Lucrecia vivía en la entrada del pueblo más alejado de Amenarca, una zona turística muy conocida y concurrida por visitantes de todas partes. El pueblo de Lucrecia, en cambio, era normalito, pero algo había en esas carreteras o en los mapas que las anunciaban que las personas que llegaban a esos parajes en busca de la cultura y la gastronomía de Amenarca se perdían siempre. Y Lucrecia, una mujer activa que tanto se ponía a pintar como a barrer su puerta, estaba ahí, cuando alguien la necesitaba.
Eso pasaba cada sábado y domingo y fiestas de guardar -y las que no se guardan, también-. Y como el vigía que está bien situado, Lucrecia atendía todas las consultas orientativas que alguien de su rango podía dar.
Al principio era una orientación hecha a raja tabla, pero cuando los tambores de la crisis empezaron a resonar por los bares y plazas de su pueblo, Lucrecia, a la chita callando tomó una decisión inteligente: sería la economista intitulada de su comunidad.
Así, libreta en mano para no errar en las reparticiones, a la que alguna familia turista, harta de dar vueltas con el coche y de soportar el graznido de los pequeños, preguntaba por algún lugar donde comer, ella los distribuía de manera equitativa por los tres restaurantes del pueblo. Que lo que querían era comprar algún producto típico de la zona, tenían el colmado de doña Tomasa y la panadería de Pepe para satisfacer sus paladares lascivos. Si por el contrario lo que deseaban encontrar es algún resquicio de cultura primitiva, los enviaba a las cuevas que había al lado del río y les hacía hincapié sobre la misa de las doce, imprescindible la asistencia, como mensaje más cercano a la tradición oral de antaño.
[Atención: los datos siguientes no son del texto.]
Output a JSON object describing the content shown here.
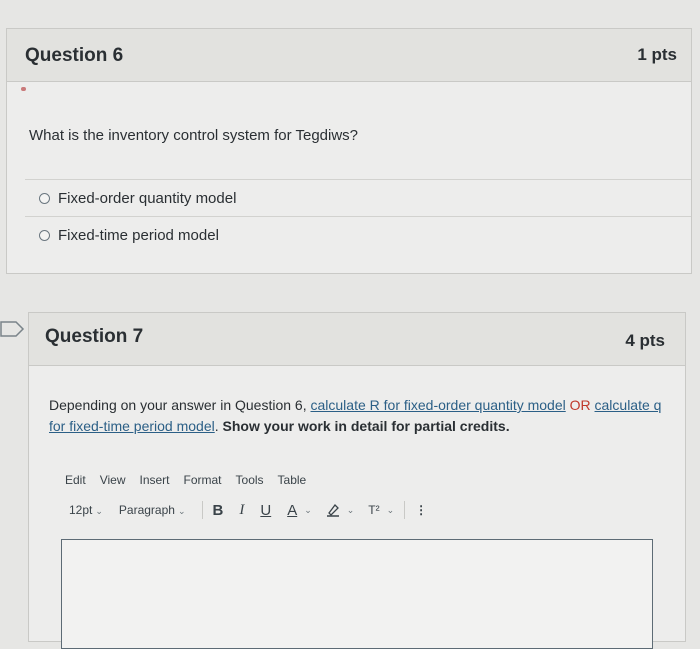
{
  "q6": {
    "title": "Question 6",
    "points": "1 pts",
    "text": "What is the inventory control system for Tegdiws?",
    "answers": [
      "Fixed-order quantity model",
      "Fixed-time period model"
    ]
  },
  "q7": {
    "title": "Question 7",
    "points": "4 pts",
    "text_lead": "Depending on your answer in Question 6, ",
    "link1": "calculate R for fixed-order quantity model",
    "or_text": " OR ",
    "link2": "calculate q for fixed-time period model",
    "period": ".",
    "bold_text": " Show your work in detail for partial credits."
  },
  "editor": {
    "menu": [
      "Edit",
      "View",
      "Insert",
      "Format",
      "Tools",
      "Table"
    ],
    "font_size": "12pt",
    "block_format": "Paragraph",
    "bold": "B",
    "italic": "I",
    "underline": "U",
    "text_color": "A",
    "highlight_icon": "highlighter-icon",
    "superscript": "T²",
    "more": "⋮"
  },
  "colors": {
    "link": "#2b5f86",
    "or": "#c0392b"
  }
}
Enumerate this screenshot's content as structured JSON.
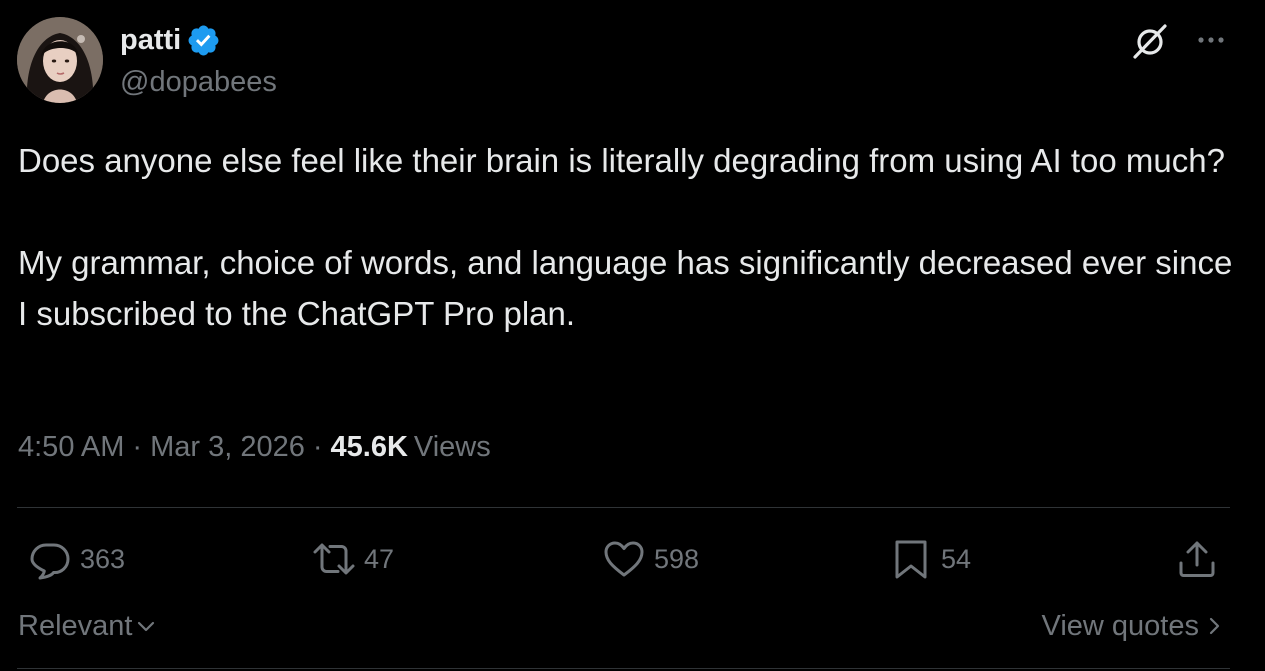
{
  "author": {
    "display_name": "patti",
    "handle": "@dopabees",
    "verified": true
  },
  "header_actions": {
    "grok_icon": "grok-icon",
    "more_icon": "more-dots-icon"
  },
  "tweet": {
    "paragraphs": [
      "Does anyone else feel like their brain is literally degrading from using AI too much?",
      "My grammar, choice of words, and language has significantly decreased ever since I subscribed to the ChatGPT Pro plan."
    ],
    "time": "4:50 AM",
    "date": "Mar 3, 2026",
    "separator": "·",
    "views_count": "45.6K",
    "views_label": "Views"
  },
  "actions": {
    "replies": "363",
    "reposts": "47",
    "likes": "598",
    "bookmarks": "54"
  },
  "footer": {
    "sort_label": "Relevant",
    "view_quotes_label": "View quotes"
  },
  "colors": {
    "background": "#000000",
    "text_primary": "#e7e9ea",
    "text_secondary": "#71767b",
    "verified_blue": "#1d9bf0",
    "divider": "#2f3336"
  }
}
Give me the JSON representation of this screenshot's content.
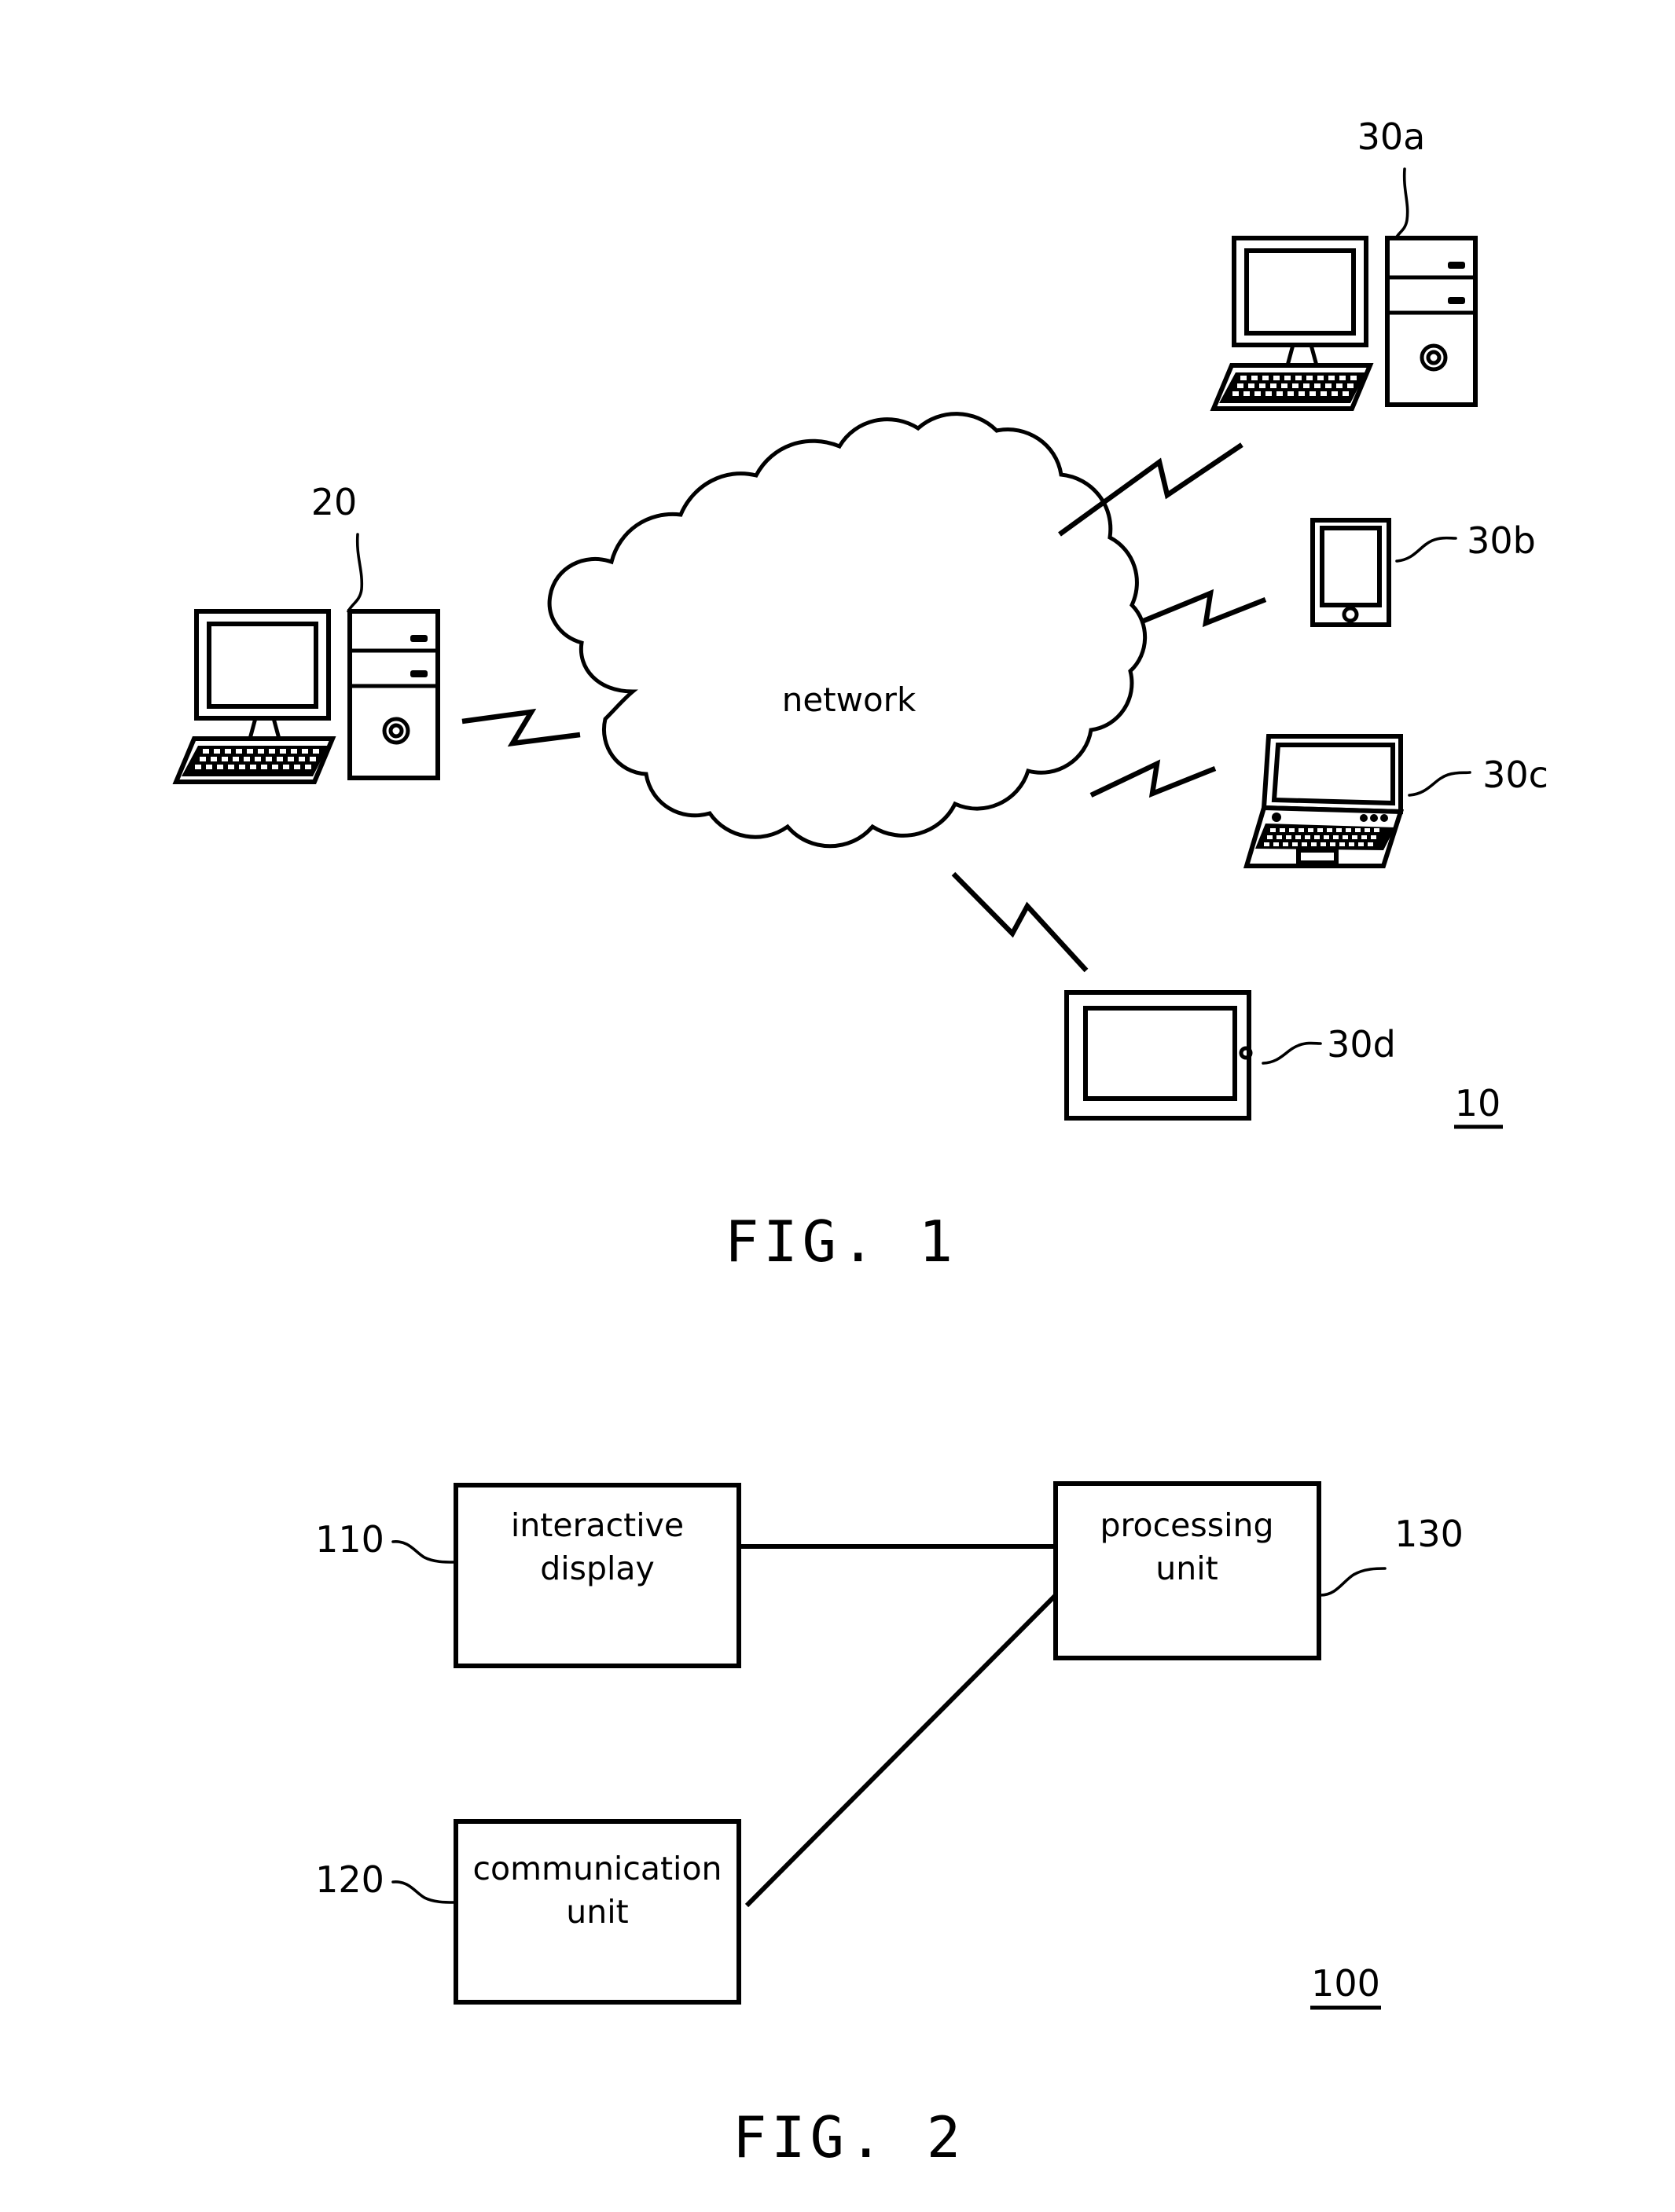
{
  "document": {
    "kind": "patent-drawing-sheet",
    "background_color": "#ffffff",
    "ink_color": "#000000"
  },
  "figure1": {
    "caption": "FIG. 1",
    "system_reference": "10",
    "cloud_label": "network",
    "nodes": [
      {
        "id": "20",
        "reference": "20",
        "device": "desktop-computer",
        "label": "20"
      },
      {
        "id": "30a",
        "reference": "30a",
        "device": "desktop-computer",
        "label": "30a"
      },
      {
        "id": "30b",
        "reference": "30b",
        "device": "smartphone",
        "label": "30b"
      },
      {
        "id": "30c",
        "reference": "30c",
        "device": "laptop-computer",
        "label": "30c"
      },
      {
        "id": "30d",
        "reference": "30d",
        "device": "tablet",
        "label": "30d"
      }
    ],
    "links": [
      {
        "from": "20",
        "to": "network",
        "style": "lightning-bolt"
      },
      {
        "from": "network",
        "to": "30a",
        "style": "lightning-bolt"
      },
      {
        "from": "network",
        "to": "30b",
        "style": "lightning-bolt"
      },
      {
        "from": "network",
        "to": "30c",
        "style": "lightning-bolt"
      },
      {
        "from": "network",
        "to": "30d",
        "style": "lightning-bolt"
      }
    ]
  },
  "figure2": {
    "caption": "FIG. 2",
    "system_reference": "100",
    "blocks": [
      {
        "reference": "110",
        "line1": "interactive",
        "line2": "display"
      },
      {
        "reference": "120",
        "line1": "communication",
        "line2": "unit"
      },
      {
        "reference": "130",
        "line1": "processing",
        "line2": "unit"
      }
    ],
    "connections": [
      {
        "from": "110",
        "to": "130"
      },
      {
        "from": "120",
        "to": "130"
      }
    ]
  }
}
El tiempo fue pasando y a pesar de que lo que se avecinaba no alentaba a los vecinos a sentirse tranquilos, Lucrecia siempre sabía repartir equitativamente los beneficios que podían dejar los visitantes para que todo el mundo de su pueblo tuviera sus ingresos asegurados y que nadie notara que el mundo se había vuelto loco y desaprensivo. Era una tarea llevada a cabo con tanta sutileza que no cabía la sospecha ni el asombro. Para ella resultaba tan fácil como dejar pasar el aire por los pulmones, como desviar el rumbo cuando te viene un coche de cara, como tender la mano cuando alguien cae a tu lado... como hacer las cosas con todo el sentido común que aún habitaba en su mundo.